ABD-İngiltere-Fransa şer üçlüsü tarafından;
Bütün yeraltı ve yerüstü servetlerine el konulmuş,
Silahlı kuvvetlerin bağımsızlıkçı mensupları esir alınmış,
Medya ele geçirilmiş,
İletişim alanı kontrol altına alınmış durumdadır.
 
İşbirlikçiler;
dini değerleri istismar ederek,
geçmişin yanlışlıklarını gündemde tutarak,
vatan hainlerini kahraman haline getirerek,
NSA, FBI, CIA elemanlarınca oluşturulan operasyon merkezleri ile
vatanseverleri etkisizleştirirken, kirli emellerini gerçekleştirme çabasındadır.
 
Türk Milleti;
Kimliksizleşme,
Ayrışma,
Bölünme,
Esaret,
Sömürgeleşme,
Sürecindedir.
 
İşbirlikçiler; emperyalist güçlerin stratejisi doğrultusunda yeni rol üstlenmiştir.
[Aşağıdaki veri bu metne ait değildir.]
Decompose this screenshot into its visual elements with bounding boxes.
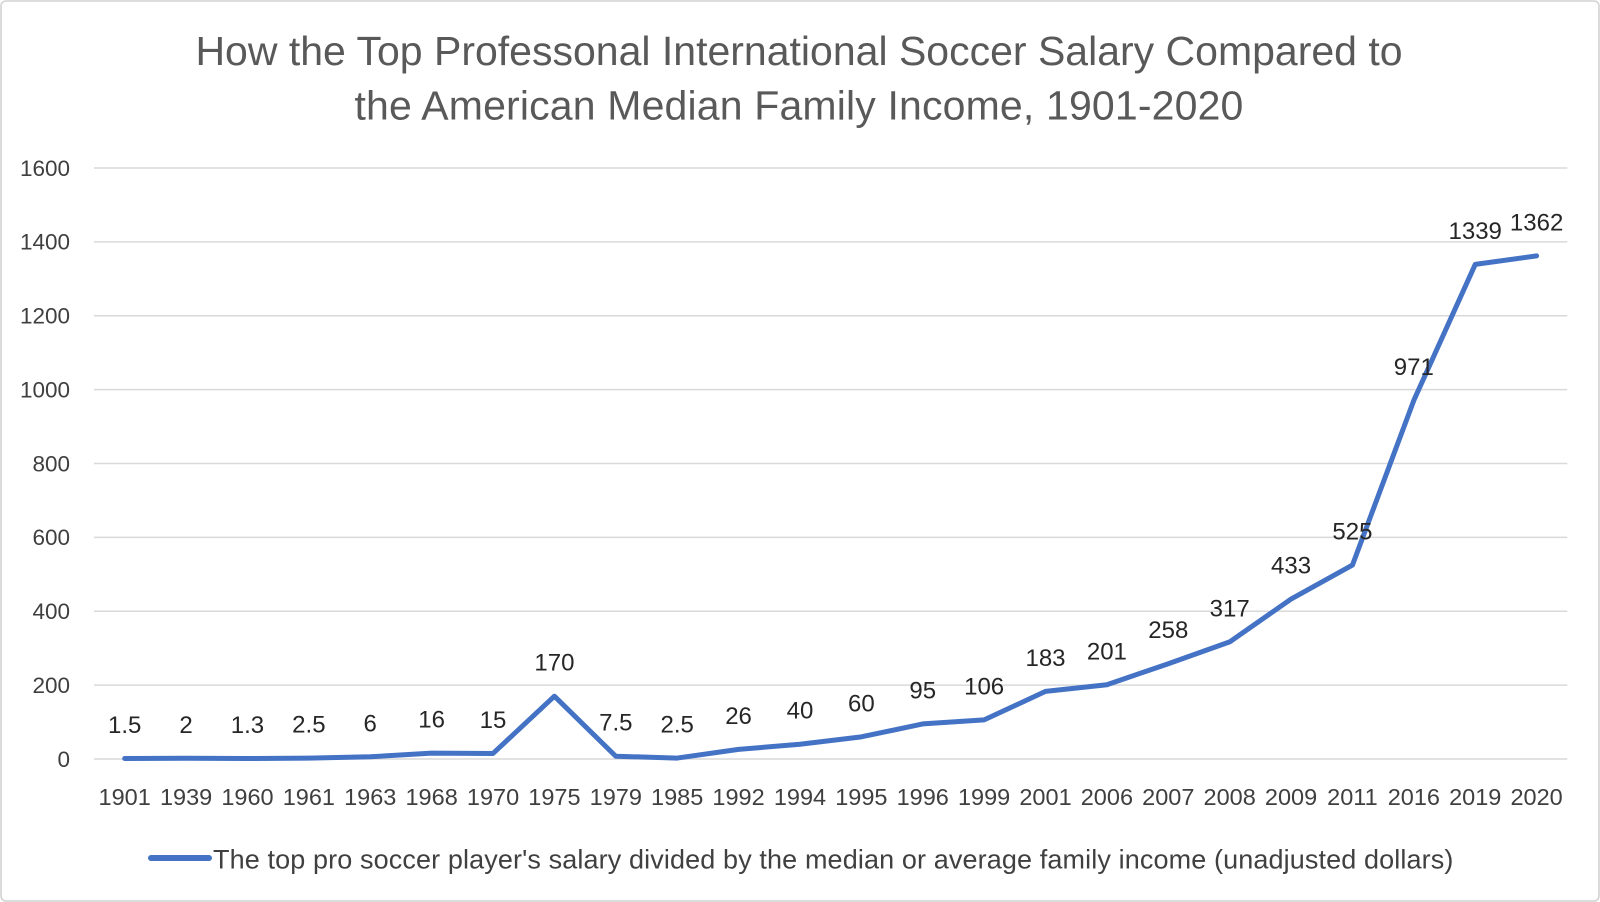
- svg-text:1.3: 1.3: [231, 712, 264, 739]
- svg-text:1995: 1995: [835, 784, 887, 810]
- svg-text:525: 525: [1332, 519, 1372, 546]
- svg-text:The top pro soccer player's sa: The top pro soccer player's salary divid…: [213, 845, 1454, 875]
- svg-text:1000: 1000: [20, 377, 70, 402]
- svg-text:1979: 1979: [590, 784, 642, 810]
- svg-text:1970: 1970: [467, 784, 519, 810]
- svg-text:1901: 1901: [99, 784, 151, 810]
- svg-text:1400: 1400: [20, 230, 70, 255]
- svg-text:800: 800: [32, 451, 70, 476]
- svg-text:2016: 2016: [1388, 784, 1440, 810]
- svg-text:0: 0: [57, 747, 70, 772]
- svg-text:1992: 1992: [712, 784, 764, 810]
- svg-text:200: 200: [32, 673, 70, 698]
- svg-text:2.5: 2.5: [660, 712, 693, 739]
- svg-text:95: 95: [909, 677, 936, 704]
- svg-text:2.5: 2.5: [292, 712, 325, 739]
- svg-text:7.5: 7.5: [599, 710, 632, 737]
- svg-text:106: 106: [964, 673, 1004, 700]
- svg-text:1961: 1961: [283, 784, 335, 810]
- svg-text:1996: 1996: [897, 784, 949, 810]
- svg-text:317: 317: [1210, 595, 1250, 622]
- svg-text:16: 16: [418, 707, 445, 734]
- svg-text:60: 60: [848, 690, 875, 717]
- svg-text:1968: 1968: [405, 784, 457, 810]
- svg-text:201: 201: [1087, 638, 1127, 665]
- svg-text:40: 40: [787, 698, 814, 725]
- svg-text:2006: 2006: [1081, 784, 1133, 810]
- svg-text:26: 26: [725, 703, 752, 730]
- svg-text:1999: 1999: [958, 784, 1010, 810]
- svg-text:1339: 1339: [1449, 218, 1502, 245]
- svg-text:971: 971: [1394, 354, 1434, 381]
- svg-text:How the Top Professonal Intern: How the Top Professonal International So…: [195, 28, 1402, 74]
- svg-text:6: 6: [364, 710, 377, 737]
- svg-text:400: 400: [32, 599, 70, 624]
- svg-text:15: 15: [480, 707, 507, 734]
- svg-text:1939: 1939: [160, 784, 212, 810]
- svg-text:1963: 1963: [344, 784, 396, 810]
- svg-text:the American Median Family Inc: the American Median Family Income, 1901-…: [355, 82, 1244, 128]
- svg-text:2008: 2008: [1204, 784, 1256, 810]
- svg-text:600: 600: [32, 525, 70, 550]
- svg-text:1960: 1960: [221, 784, 273, 810]
- svg-text:2007: 2007: [1142, 784, 1194, 810]
- svg-text:2020: 2020: [1510, 784, 1562, 810]
- svg-text:2019: 2019: [1449, 784, 1501, 810]
- svg-text:1.5: 1.5: [108, 712, 141, 739]
- svg-text:433: 433: [1271, 553, 1311, 580]
- svg-text:1994: 1994: [774, 784, 826, 810]
- svg-text:1975: 1975: [528, 784, 580, 810]
- svg-text:2011: 2011: [1327, 784, 1378, 810]
- svg-text:1600: 1600: [20, 156, 70, 181]
- svg-text:170: 170: [534, 650, 574, 677]
- svg-text:258: 258: [1148, 617, 1188, 644]
- svg-text:1200: 1200: [20, 304, 70, 329]
- svg-text:183: 183: [1025, 645, 1065, 672]
- svg-text:2: 2: [179, 712, 192, 739]
- svg-text:1985: 1985: [651, 784, 703, 810]
- svg-text:2001: 2001: [1019, 784, 1071, 810]
- svg-text:1362: 1362: [1510, 209, 1563, 236]
- svg-text:2009: 2009: [1265, 784, 1317, 810]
İngiliz-Fransız güçleri; Osmanlı devletini Irak cephesi hariç bütün cephelerde çökertip başkent İstanbul’u işgal eder. Meclis-i Mebusan dağıtılır milletvekilleri Malta’ya sürülür. Direnen, direnmesi muhtemel askerler tutuklanır. Asker avı başlatılır. İşgal güçleri; 1918 Mondros Mütarekesi sonrası Anadolu’da ilerlemeye başlar. Anadolu’da direniş başlar. Direnişi yatıştırmak amacıyla; İstanbul Hükûmeti (Sadrazam Damat Ferit Paşa) tarafından halka öğüt vermek, halkın tepkisini yatıştırmak için Heyet-i Nasiha (Nasihat Heyeti) kurulur. Heyet; barışın, ancak koşulsuz teslim ve düşmanı kızdırmamakla sağlanacağını anlatmakla görevlendirilir. Direnenler aleyhine propaganda yapmaya başlarlar.
 
Şimdi de; bölücü anayasanın kabulü, devletin Türk Milleti’nin devleti olmaktan çıkarılması girişimine destek vermek, ABD-İngiliz-Fransız postmodern işgaline karşı çıkanlar aleyhine propaganda yapmak üzere akil adamlar heyetleri oluşturuldu.
 
Türk Milleti’nin duyarlı her bireyi;
ideolojik ve teolojik ayrımları,
kavramlara takılıp kalmayı,
model tartışmalarını bir tarafa bırakmalıdır.
 
Tarihi tecrübeler ışığında Türkiye coğrafyasının jeopolitik ve jeostratejik konumun gereği; Milli devlet, Milli kimlik, Üniter devlet,korunmak zorundadır.
 
Günün Sözü: Toplumlar milli değerlerine sahip yönetici ve aydınlarıyla güvende olur.